That subdivision was proposed by Southwest Harbor Planning Board Vice Chair Ben Lee Worcester and underwent multiple meetings as some board members worried about potential contaminants coming from a close by landfill that Worcester’s family also owns.

The subdivision also inspired a citizens’ initiative for new soil testing requirements for builds that require Planning Board approval within .5 miles of state-determined “uncontrolled” sites. Southwest Harbor voters passed the soil standard changes 554-187 in November 2025.

The town’s Planning Board had a split recommendation over the soil standards referendum.

The town’s Planning Board is now looking to revise those new rules. Any revision will have to go back before the voters.

The Select Board hopes to have a special meeting by April 10 on those proposed revisions. A Planning Board meeting with a public hearing is scheduled for March 30. It will also likely be on the Select Board’s March 24 agenda.

Within Southwest Harbor, the only site considered “uncontrolled” and not remediated by the state is the Worcester Associates landfill property, which is between Long Pond and the Marshall Brook Road and began in the 1930s with an open burning dump that was used by the Civilian Conservation Corps (CCC) and then the town. It has polluted ground water in the area.

Last Thursday, James “Jim” Vallette, who represents the town for the Acadia Disposal District, filed an appeal to overturn the subdivision near that landfill’s approval. Vallette is also a former Select Board member.

Vallette argues that he has standing to do so because of his position on the district board, which requires him to “ensure the environmentally sound management of municipal solid wastes.
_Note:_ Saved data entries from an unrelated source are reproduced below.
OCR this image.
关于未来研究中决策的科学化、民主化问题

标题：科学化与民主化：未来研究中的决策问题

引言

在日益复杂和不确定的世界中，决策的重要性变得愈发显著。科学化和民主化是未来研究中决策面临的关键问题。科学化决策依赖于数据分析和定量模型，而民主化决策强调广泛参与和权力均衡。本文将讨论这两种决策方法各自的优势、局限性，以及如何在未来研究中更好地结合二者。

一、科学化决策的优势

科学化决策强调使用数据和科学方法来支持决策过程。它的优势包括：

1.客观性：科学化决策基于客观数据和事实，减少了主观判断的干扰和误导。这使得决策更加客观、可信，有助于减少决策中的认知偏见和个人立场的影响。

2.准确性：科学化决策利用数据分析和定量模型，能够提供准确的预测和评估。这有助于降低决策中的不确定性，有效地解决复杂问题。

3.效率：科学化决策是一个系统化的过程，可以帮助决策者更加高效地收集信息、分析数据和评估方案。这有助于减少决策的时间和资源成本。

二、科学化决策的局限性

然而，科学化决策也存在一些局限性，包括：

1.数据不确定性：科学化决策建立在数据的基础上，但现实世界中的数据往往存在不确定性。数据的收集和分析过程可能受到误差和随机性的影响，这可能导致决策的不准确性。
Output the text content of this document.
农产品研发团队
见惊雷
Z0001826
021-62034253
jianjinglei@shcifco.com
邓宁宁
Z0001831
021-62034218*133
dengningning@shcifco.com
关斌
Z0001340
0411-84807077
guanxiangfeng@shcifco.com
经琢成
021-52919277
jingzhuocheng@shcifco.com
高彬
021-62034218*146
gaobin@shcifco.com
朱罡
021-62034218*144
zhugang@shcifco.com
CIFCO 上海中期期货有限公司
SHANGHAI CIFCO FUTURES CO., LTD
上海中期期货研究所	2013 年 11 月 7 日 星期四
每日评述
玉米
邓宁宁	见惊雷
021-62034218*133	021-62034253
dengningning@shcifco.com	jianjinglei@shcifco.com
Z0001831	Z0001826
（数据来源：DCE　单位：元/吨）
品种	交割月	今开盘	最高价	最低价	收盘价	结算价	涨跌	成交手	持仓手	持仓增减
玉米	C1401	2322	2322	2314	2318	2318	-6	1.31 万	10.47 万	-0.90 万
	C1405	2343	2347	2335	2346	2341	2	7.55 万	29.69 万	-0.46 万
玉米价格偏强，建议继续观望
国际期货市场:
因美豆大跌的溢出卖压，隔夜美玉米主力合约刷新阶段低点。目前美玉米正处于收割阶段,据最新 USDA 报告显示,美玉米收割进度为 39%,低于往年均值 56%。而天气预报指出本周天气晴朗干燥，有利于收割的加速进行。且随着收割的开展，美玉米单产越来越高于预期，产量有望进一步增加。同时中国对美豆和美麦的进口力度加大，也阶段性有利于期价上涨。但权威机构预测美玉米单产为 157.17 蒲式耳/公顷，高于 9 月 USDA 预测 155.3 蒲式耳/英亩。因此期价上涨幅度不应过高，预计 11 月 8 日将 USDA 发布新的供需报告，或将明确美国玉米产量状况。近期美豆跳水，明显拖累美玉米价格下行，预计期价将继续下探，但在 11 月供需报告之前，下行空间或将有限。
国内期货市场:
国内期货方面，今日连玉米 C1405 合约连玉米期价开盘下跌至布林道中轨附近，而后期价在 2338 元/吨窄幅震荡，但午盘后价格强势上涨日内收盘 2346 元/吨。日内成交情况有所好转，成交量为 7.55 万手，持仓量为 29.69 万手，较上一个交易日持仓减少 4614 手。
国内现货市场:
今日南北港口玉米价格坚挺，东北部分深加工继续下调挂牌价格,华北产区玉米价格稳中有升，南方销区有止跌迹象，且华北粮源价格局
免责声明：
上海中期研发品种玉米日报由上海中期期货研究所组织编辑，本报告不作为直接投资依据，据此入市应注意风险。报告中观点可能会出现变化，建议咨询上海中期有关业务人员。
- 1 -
Any development that disturbs pollution from the historic landfill risks compounding the problem which I am mandated to deal with,” he wrote in an email.

He’s challenging the Planning Board’s February 2025 decision on the grounds that abutters (including the town) were never sent proper notification about the application, that there were allegedly illegal meetings between Worcester and members of the Planning Board, and that he believes the board should have sought outside counsel after the Worcesters’ attorney appeared for his clients at a meeting in December 2025.

After months of discussions, the subdivision been approved by the town’s planning board, after the board unanimously accepted the newest soil test on the property by the six-acre Worcester Landfill off the Long Pond Road in Southwest Harbor.